Или говорила: «Ну конечно же, пускай приходят», а когда они уже звонили ей из подъезда, заставляла консьержку лгать им в глаза: «Мадам нет дома».
В моей семье не переставали изумляться поведению Дитрих. Иногда она присылала моим детям язвительные самокритичные письма, а потом обижалась, что они ей не отвечают. В конце концов, относиться к ней с уважением — их «долг». Когда же они ей писали, пересылала мне их письма вместе с письмами своих фанов — без комментариев. Получив однажды фотографии их детей, она тоже отправила мне фото с надписью на обороте: «Кто эти странные дети?» Если ее спрашивали про внуков, она отвечала: «Дети Марии?.. Они никогда не дают о себе знать!»
Хотя ее печень уже давно должна была превратиться в камень, мать была в великолепной форме, что неизменно меня поражало. Как-то зимой у нее был бронхит: говоря со мной по телефону, она сильно кашляла и хрипела. Я, разумеется, начала ее уговаривать вызвать врача, хотя знала, что она этого не сделает, потом сказала, какой антибиотик надо отыскать среди запасов лекарств в ее ночном столике, и, приготовив заграничный паспорт, стала ждать звонка. В том, что звонок последует, я не сомневалась: скорее всего мне сообщат, что мою «восьмидесятилетнюю с хвостиком» прикованную к постели мать увезли в больницу с быстро развивающейся пневмонией. Однако через два дня она была совершенно здорова и в превосходном настроении. У лежачих больных через каких-нибудь несколько недель появляются пролежни — Дитрих не вставала с постели больше десяти лет и страдала только от зуда.
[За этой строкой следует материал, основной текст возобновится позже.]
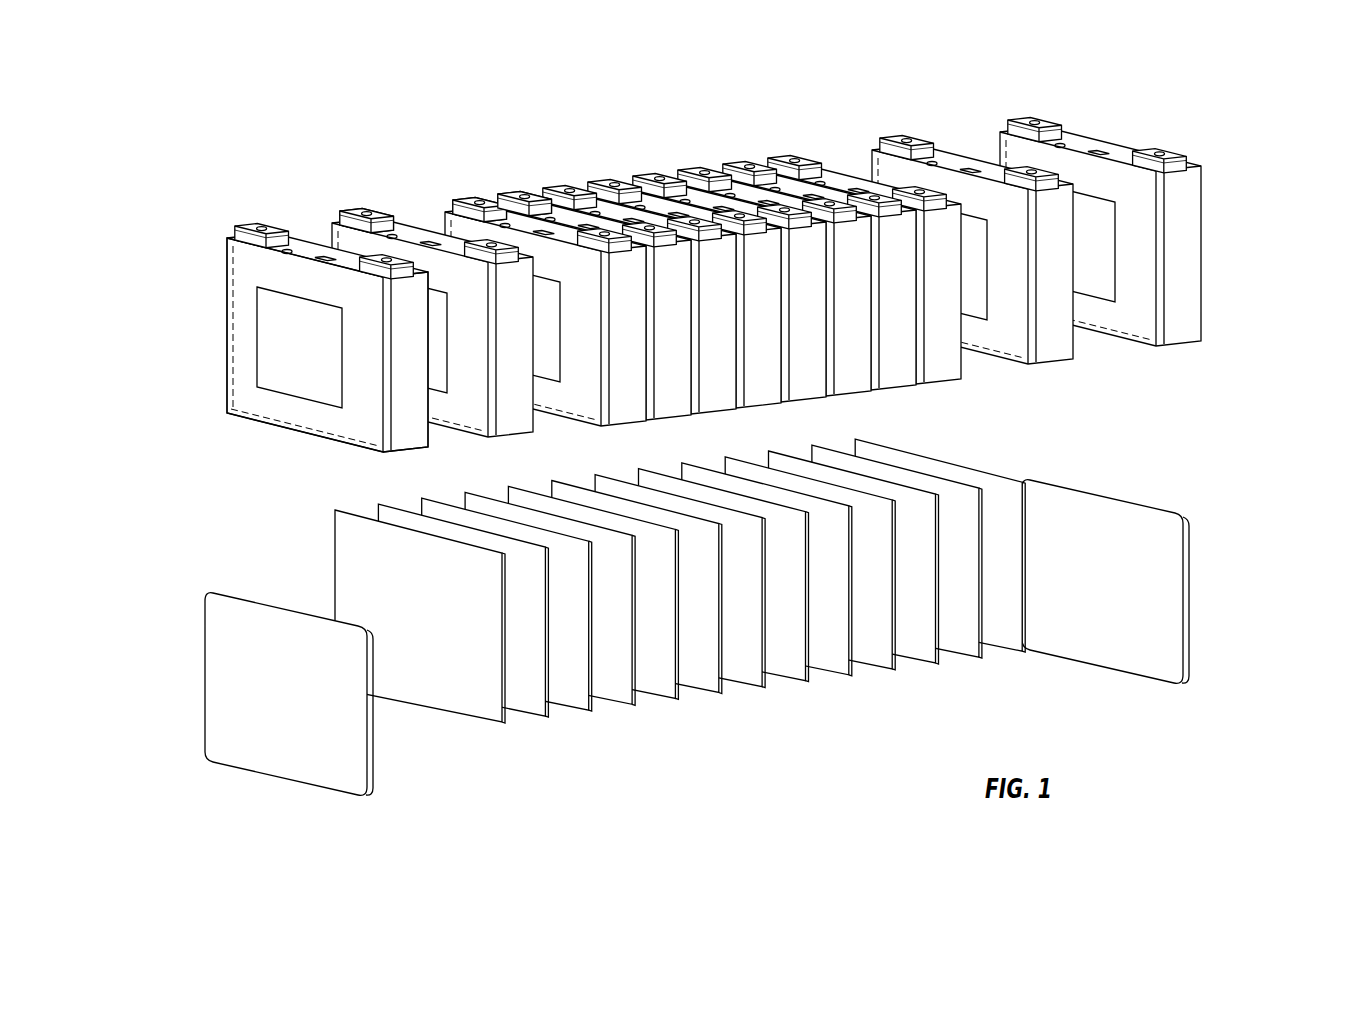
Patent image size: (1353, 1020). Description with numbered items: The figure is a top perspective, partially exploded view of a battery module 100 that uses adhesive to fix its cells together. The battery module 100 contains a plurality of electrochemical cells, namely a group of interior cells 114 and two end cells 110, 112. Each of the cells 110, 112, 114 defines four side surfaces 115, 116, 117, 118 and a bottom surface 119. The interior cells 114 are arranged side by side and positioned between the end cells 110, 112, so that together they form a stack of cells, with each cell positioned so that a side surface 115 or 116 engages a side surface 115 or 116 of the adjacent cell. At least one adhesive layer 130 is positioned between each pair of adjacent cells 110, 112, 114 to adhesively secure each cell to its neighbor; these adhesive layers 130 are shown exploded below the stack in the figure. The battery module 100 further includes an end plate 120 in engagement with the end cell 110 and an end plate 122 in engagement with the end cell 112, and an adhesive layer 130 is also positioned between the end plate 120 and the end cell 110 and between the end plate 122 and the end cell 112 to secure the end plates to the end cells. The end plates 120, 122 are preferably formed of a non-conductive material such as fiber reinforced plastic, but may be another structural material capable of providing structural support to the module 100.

The battery module 100 is at (722, 454).
The end cell 110 is at (328, 349).
The end cell 112 is at (1206, 222).
The interior cells 114 is at (502, 178).
The side surface 115 is at (250, 405).
The side surface 116 is at (433, 434).
The side surface 117 is at (413, 440).
The side surface 118 is at (228, 372).
The bottom surface 119 is at (338, 441).
The end plate 120 is at (205, 688).
The end plate 122 is at (1172, 597).
The adhesive layer 130 is at (596, 726).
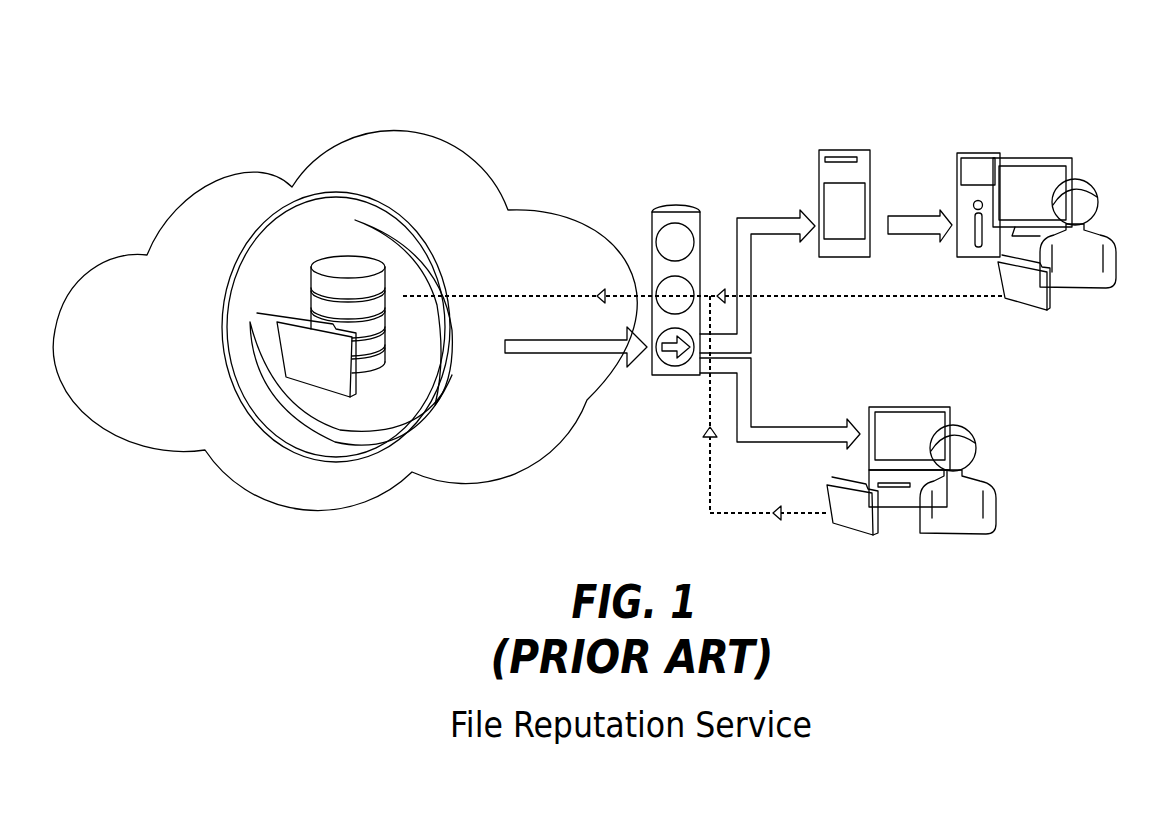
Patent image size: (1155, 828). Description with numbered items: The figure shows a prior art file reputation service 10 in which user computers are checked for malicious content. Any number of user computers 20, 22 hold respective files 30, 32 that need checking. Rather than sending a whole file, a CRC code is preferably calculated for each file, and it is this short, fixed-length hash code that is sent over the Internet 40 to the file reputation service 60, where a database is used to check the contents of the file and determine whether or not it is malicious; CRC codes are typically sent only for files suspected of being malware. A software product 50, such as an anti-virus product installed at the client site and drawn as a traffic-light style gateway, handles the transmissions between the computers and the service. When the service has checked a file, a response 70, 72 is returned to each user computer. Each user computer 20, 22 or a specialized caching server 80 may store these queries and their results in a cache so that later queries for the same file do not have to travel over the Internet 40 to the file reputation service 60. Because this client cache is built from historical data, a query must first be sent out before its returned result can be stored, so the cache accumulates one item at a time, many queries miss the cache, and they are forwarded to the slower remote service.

The file reputation service 10 is at (203, 97).
The user computer 20 is at (940, 403).
The user computer 22 is at (1055, 158).
The file 30 is at (883, 523).
The file 32 is at (1042, 298).
The Internet 40 is at (472, 167).
The software product 50 is at (677, 208).
The file reputation service 60 is at (362, 373).
The response 70 is at (773, 225).
The response 72 is at (809, 435).
The caching server 80 is at (858, 152).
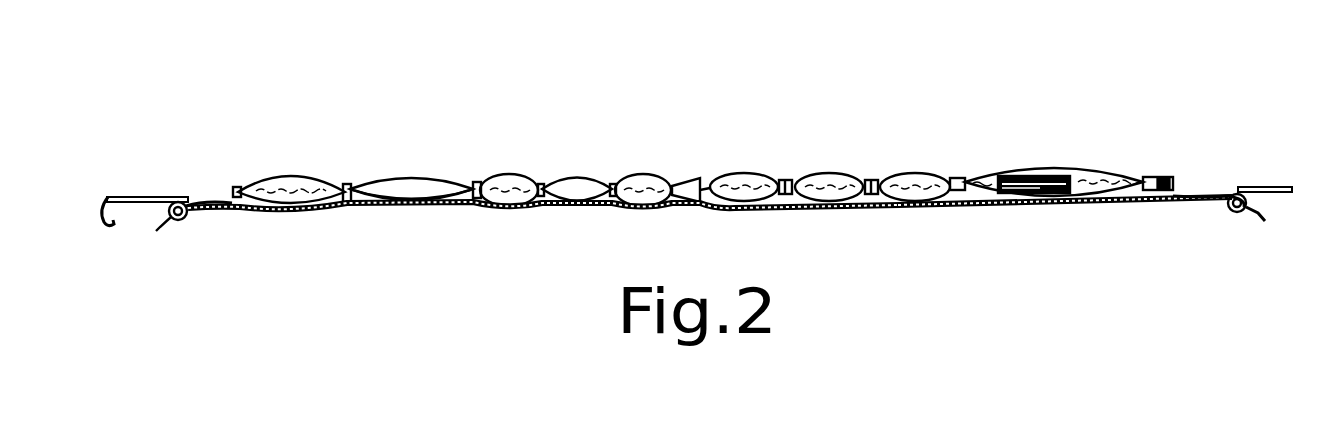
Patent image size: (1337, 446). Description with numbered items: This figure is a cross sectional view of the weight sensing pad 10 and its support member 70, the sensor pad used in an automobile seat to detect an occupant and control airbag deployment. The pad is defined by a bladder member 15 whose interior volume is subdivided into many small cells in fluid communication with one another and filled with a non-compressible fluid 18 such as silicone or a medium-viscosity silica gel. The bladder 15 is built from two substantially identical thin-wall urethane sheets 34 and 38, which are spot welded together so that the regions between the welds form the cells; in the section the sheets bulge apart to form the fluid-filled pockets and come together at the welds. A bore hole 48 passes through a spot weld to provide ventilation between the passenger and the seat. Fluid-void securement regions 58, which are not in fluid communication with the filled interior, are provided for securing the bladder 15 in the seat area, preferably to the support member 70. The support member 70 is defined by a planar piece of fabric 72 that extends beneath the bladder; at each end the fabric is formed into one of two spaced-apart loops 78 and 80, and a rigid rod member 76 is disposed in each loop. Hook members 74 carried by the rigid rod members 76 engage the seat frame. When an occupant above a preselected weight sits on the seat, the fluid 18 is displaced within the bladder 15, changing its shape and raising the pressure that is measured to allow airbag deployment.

The weight sensing pad 10 is at (840, 108).
The bladder member 15 is at (567, 177).
The non-compressible fluid 18 is at (928, 174).
The urethane sheet 34 is at (376, 177).
The urethane sheet 38 is at (401, 205).
The bore hole 48 is at (1147, 177).
The securement region 58 is at (434, 178).
The support member 70 is at (958, 209).
The planar piece of fabric 72 is at (822, 209).
The hook member 74 is at (133, 197).
The rigid rod member 76 is at (179, 202).
The loop 78 is at (1224, 192).
The loop 80 is at (200, 203).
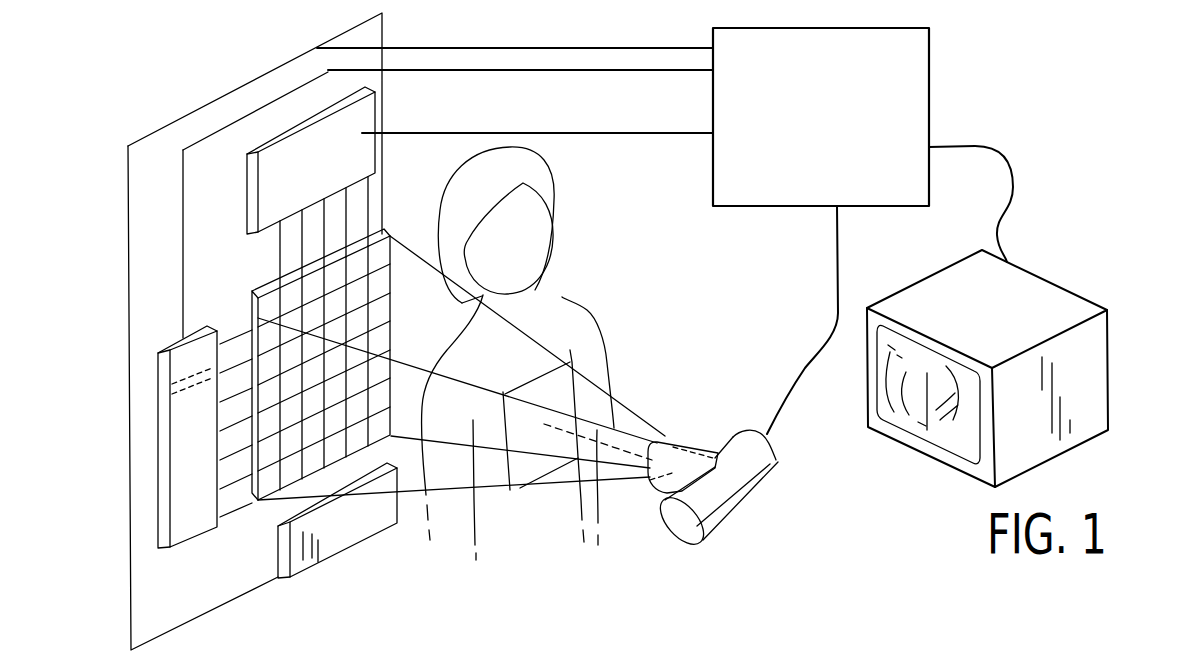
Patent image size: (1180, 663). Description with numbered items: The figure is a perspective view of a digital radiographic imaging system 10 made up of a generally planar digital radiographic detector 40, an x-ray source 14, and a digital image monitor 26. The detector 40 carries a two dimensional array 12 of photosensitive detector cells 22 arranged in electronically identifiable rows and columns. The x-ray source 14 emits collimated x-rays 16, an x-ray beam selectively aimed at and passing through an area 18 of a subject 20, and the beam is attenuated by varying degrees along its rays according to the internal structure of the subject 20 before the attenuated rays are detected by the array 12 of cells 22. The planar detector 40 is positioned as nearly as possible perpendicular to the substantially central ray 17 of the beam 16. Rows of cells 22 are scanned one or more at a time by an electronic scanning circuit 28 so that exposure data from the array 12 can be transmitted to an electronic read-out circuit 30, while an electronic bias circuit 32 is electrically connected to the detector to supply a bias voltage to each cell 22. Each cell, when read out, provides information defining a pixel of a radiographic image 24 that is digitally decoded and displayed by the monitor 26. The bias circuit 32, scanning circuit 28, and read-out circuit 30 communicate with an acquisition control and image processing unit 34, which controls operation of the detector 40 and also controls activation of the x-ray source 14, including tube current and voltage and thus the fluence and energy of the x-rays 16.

The digital radiographic imaging system 10 is at (1068, 104).
The two dimensional array of detector cells 12 is at (383, 230).
The x-ray source 14 is at (766, 477).
The x-rays 16 is at (637, 408).
The central ray 17 is at (622, 450).
The area of the subject 18 is at (590, 327).
The subject 20 is at (567, 297).
The detector cells 22 is at (288, 302).
The radiographic image 24 is at (935, 433).
The digital image monitor 26 is at (1040, 302).
The electronic scanning circuit 28 is at (192, 530).
The electronic read-out circuit 30 is at (290, 157).
The electronic bias circuit 32 is at (330, 547).
The acquisition control and image processing unit 34 is at (929, 90).
The digital radiographic detector 40 is at (110, 107).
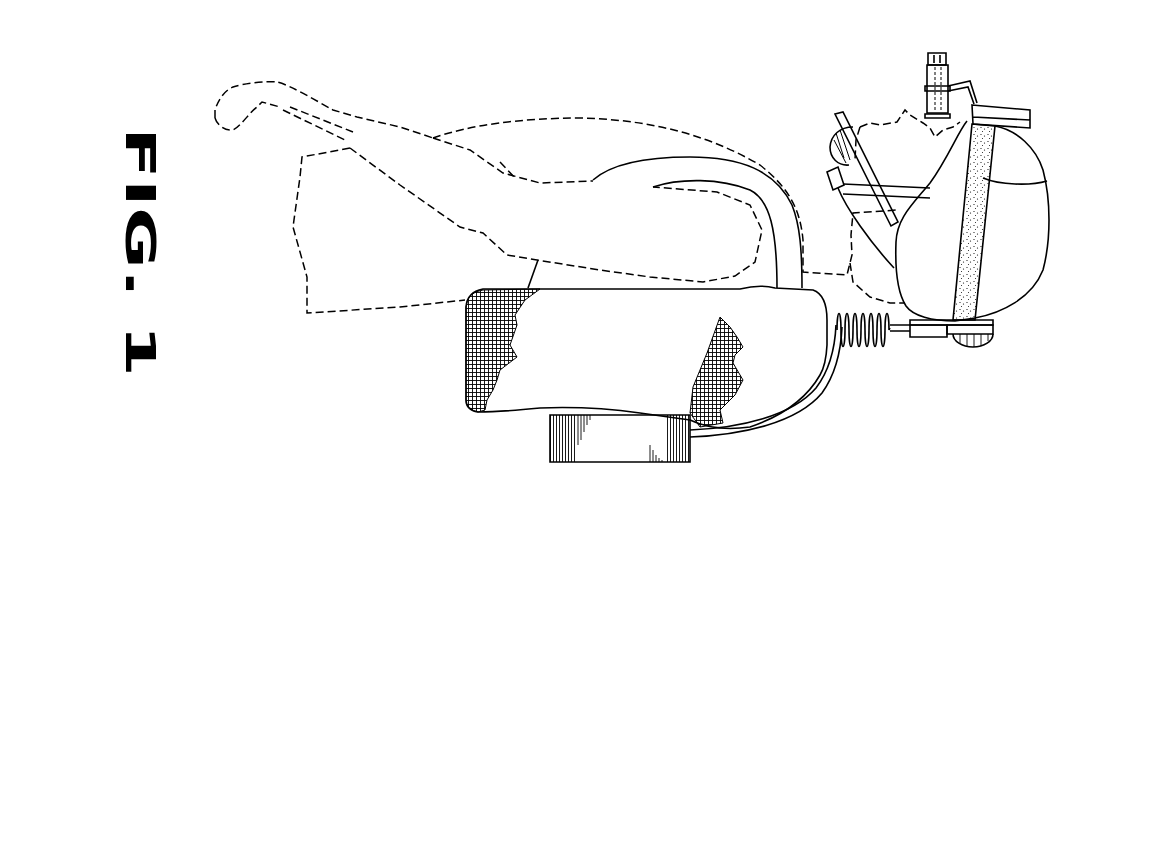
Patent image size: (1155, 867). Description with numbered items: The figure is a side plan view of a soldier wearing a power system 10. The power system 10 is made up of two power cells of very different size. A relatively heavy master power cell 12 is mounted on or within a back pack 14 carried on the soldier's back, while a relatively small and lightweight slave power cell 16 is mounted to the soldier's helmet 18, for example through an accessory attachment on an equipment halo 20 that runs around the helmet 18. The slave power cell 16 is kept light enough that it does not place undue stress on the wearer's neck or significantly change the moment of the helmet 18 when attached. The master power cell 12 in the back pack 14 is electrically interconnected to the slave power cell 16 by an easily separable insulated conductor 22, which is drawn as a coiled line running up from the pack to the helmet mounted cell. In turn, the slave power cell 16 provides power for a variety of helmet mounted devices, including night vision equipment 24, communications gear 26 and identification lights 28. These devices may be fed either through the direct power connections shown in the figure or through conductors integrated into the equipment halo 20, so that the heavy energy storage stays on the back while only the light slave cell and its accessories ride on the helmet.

The power system 10 is at (810, 307).
The master power cell 12 is at (663, 462).
The back pack 14 is at (520, 413).
The slave power cell 16 is at (933, 337).
The helmet 18 is at (1047, 243).
The equipment halo 20 is at (1047, 181).
The insulated conductor 22 is at (814, 393).
The night vision equipment 24 is at (952, 73).
The communications gear 26 is at (853, 127).
The identification lights 28 is at (985, 347).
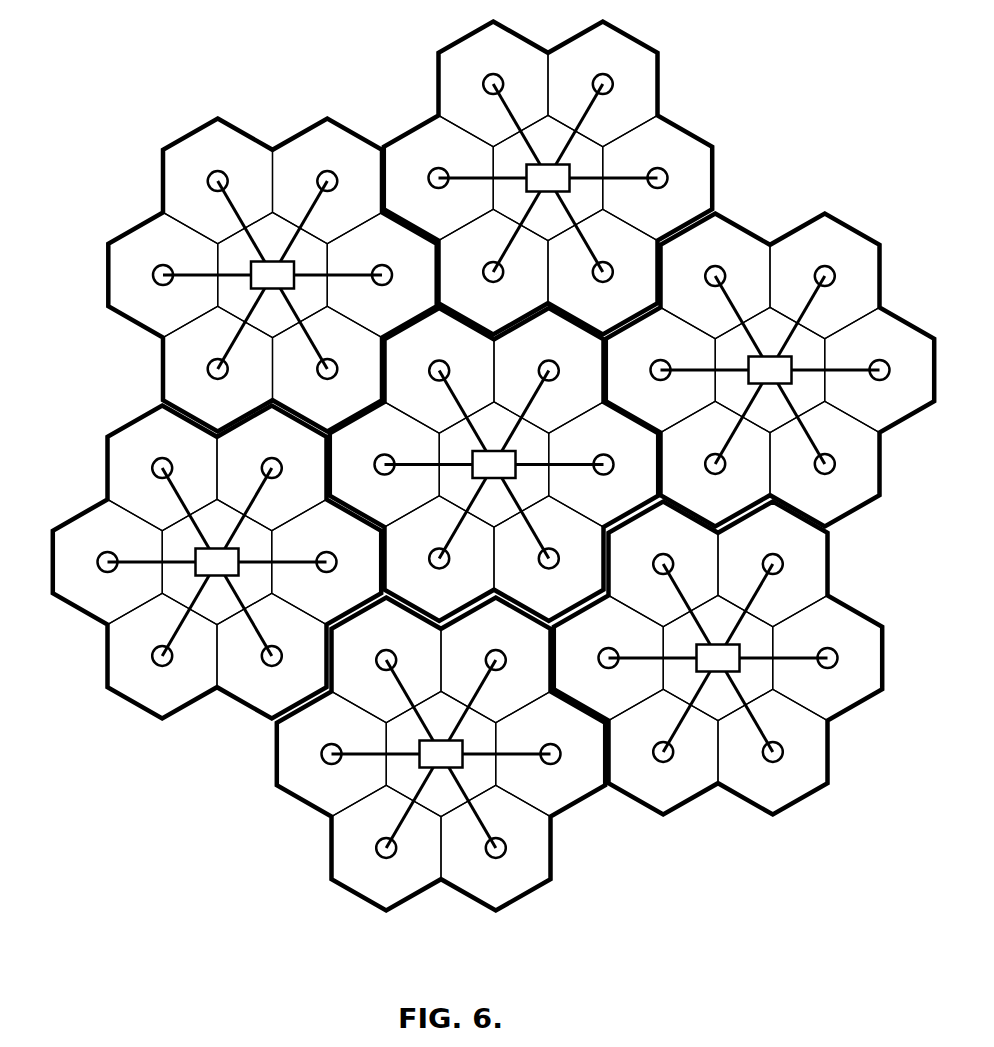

Услыхав, что Дэвид Найвен умирает от поражения двигательных нервов, мать решила, что наконец-то нашлась подходящая и достаточно драматическая причина, объясняющая, почему она не может ходить, и сама себя убедила, что у нее тоже «болезнь Лу Герига».
— Знаете, у меня то же самое, что у Дэвида Найвена, — объявила она всем и написала Найвену об их «общей» беде. Дэвид с его беспредельным человеколюбием, несмотря на собственную ужасную трагедию, тратил свое драгоценное время на письма к ней, в которых всячески ее успокаивал. Найвен умер, Дитрих осталась жива и продолжала управлять своим миром из своего личного бункера.
Постепенно она оттолкнула от себя тех немногих друзей, которые помнили о ней и оставались ей преданы — они в конце концов от нее отвернулись, дабы спасти остатки своих издерганных нервов. Она не ощутила потери. У нее были ее фаны, батальон до безумия в нее влюбленных лесбиянок и геев, и ее мальчики на побегушках — консьержи из парижского дома, которые, за непомерно большие чаевые, навещали Дитрих и выполняли ее поручения в промежутках между дежурствами.
Несмотря на алкоголь и лекарства, у матери бывали периоды просветленного сознания, и тогда все вокруг восхищались и поражались ее острому уму. Хотя на суждения Дитрих накладывали свой отпечаток ее возраст, ее ego, ее тевтонское происхождение, любознательность не покидала ее. Вооружившись сильнейшей лупой, ссутулившись, она пожирала газеты и журналы четырех стран, вырезая статьи на темы, заслуживающие ее внимания, корявым почерком исписывая поля язвительными комментариями; вырезки эти она затем посылала мне — не для того, чтобы узнать мое мнение, а для моего «просвещения», а также в качестве доказательства своего «высочайшего интеллектуального уровня». По любому поводу у нее находилось что сказать — как правило, что-то отрицательное, критическое, жестокое, а часто просто отвратительное.
Особенно ее волновали истории про СПИД. Поскольку среди поклонников, с которыми Дитрих переписывалась, большинство были гомосексуалистами, она вообразила — и подкрепила это целой теорией, — что, вскрывая их письма, может заразиться. Она сочинила на эту тему стихотворение и прислала его мне, сообщив, что после ее смерти я смогу заработать на нем огромные деньги.
В последние годы жизни мать написала много подобных «поэм», как она их называла. Изложение мыслей на бумаге стало одним из ее любимых занятий. Некоторые стихи — смешные или сатирические, некоторые — очень грустные, даже пугающие, но все, на каком бы языке они ни были написаны, типичны для Дитрих.